柴田斉子, 加賀谷斉, 田中慎一郎, 藤井 航, 中川量晴, 松尾浩一郎, 安部和美, 石橋直人, 稲本陽子, 才藤栄一
Jpn J Compr Rehabil Sci 8: 82-87, 2017

【目的】咀嚼嚥下訓練用食品,chew-swallow managing food(CSM)の物性の妥当性と安全性を摂食嚥下障害患者において検証することを目的とした.
【方法】摂食嚥下障害と診断され,ペースト食の摂取が可能と判断された入院患者14名(平均年齢74歳)を対象とした.CSMとペーストそれぞれ4gを3回ずつ自由に嚥下させ,一口ごとの咀嚼回数,嚥下回数,嚥下反射開始時の食塊先端位置,口腔・咽頭残留の程度,喉頭侵入・誤嚥の有無を評価した.

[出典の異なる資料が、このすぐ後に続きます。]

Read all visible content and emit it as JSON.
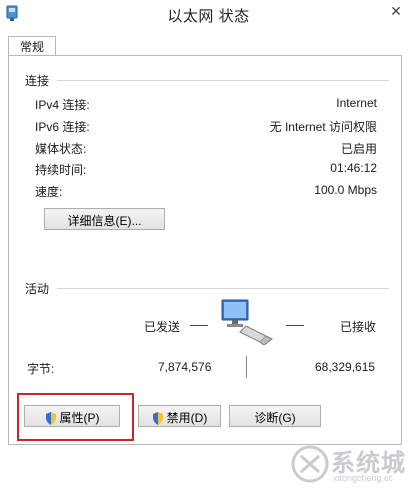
{
  "window": {
    "title": "以太网 状态",
    "close_glyph": "✕"
  },
  "tab": {
    "label": "常规"
  },
  "connection": {
    "heading": "连接",
    "rows": [
      {
        "label": "IPv4 连接:",
        "value": "Internet"
      },
      {
        "label": "IPv6 连接:",
        "value": "无 Internet 访问权限"
      },
      {
        "label": "媒体状态:",
        "value": "已启用"
      },
      {
        "label": "持续时间:",
        "value": "01:46:12"
      },
      {
        "label": "速度:",
        "value": "100.0 Mbps"
      }
    ],
    "details_button": "详细信息(E)..."
  },
  "activity": {
    "heading": "活动",
    "sent_label": "已发送",
    "received_label": "已接收",
    "bytes_label": "字节:",
    "bytes_sent": "7,874,576",
    "bytes_received": "68,329,615",
    "network_icon": "network-computer-icon"
  },
  "buttons": {
    "properties": "属性(P)",
    "disable": "禁用(D)",
    "diagnose": "诊断(G)"
  },
  "watermark": {
    "text": "系统城",
    "url": "xitongcheng.cc"
  },
  "colors": {
    "highlight": "#c9252c",
    "border": "#b9b9b9"
  }
}
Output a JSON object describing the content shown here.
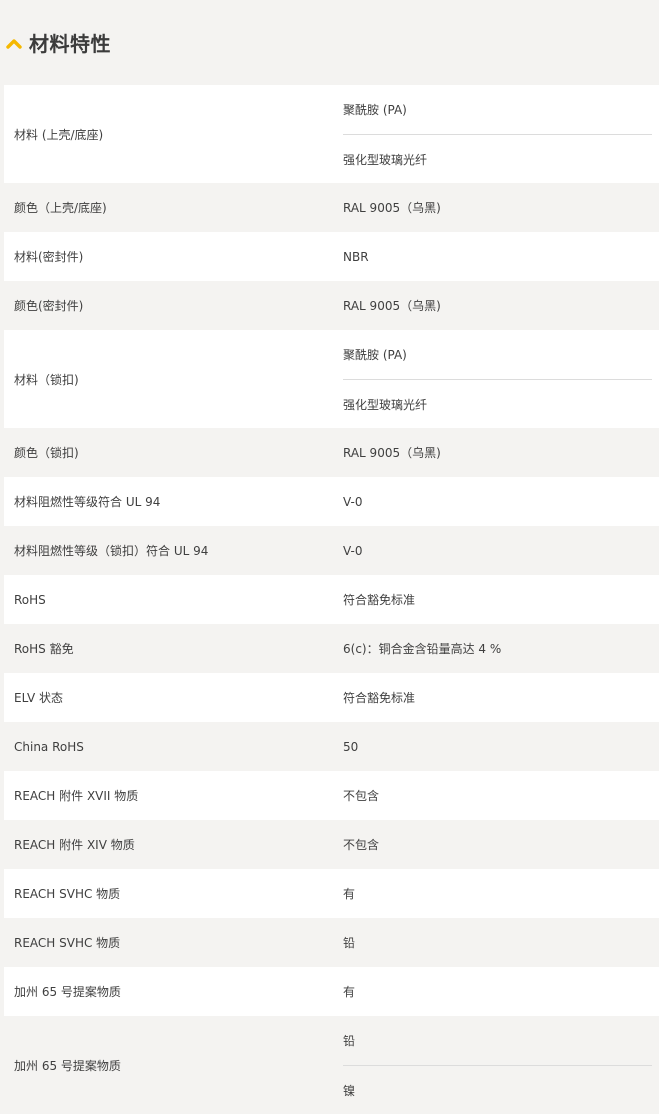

【結果】CSMにおいて咀嚼回数の増加が有意であった.食塊先端位置はCSM,ペーストともに喉頭蓋谷に多く,喉頭侵入の頻度には差を認めなかった.残留はCSMで舌背に多く,ペーストで喉頭蓋谷に多く認めた.
【結論】摂食嚥下障害患者においてCSMは咀嚼を誘導するが,喉頭侵入の頻度はペーストと変わりなく,ペーストと同等の安全性で咀嚼嚥下を訓練できると判断できた.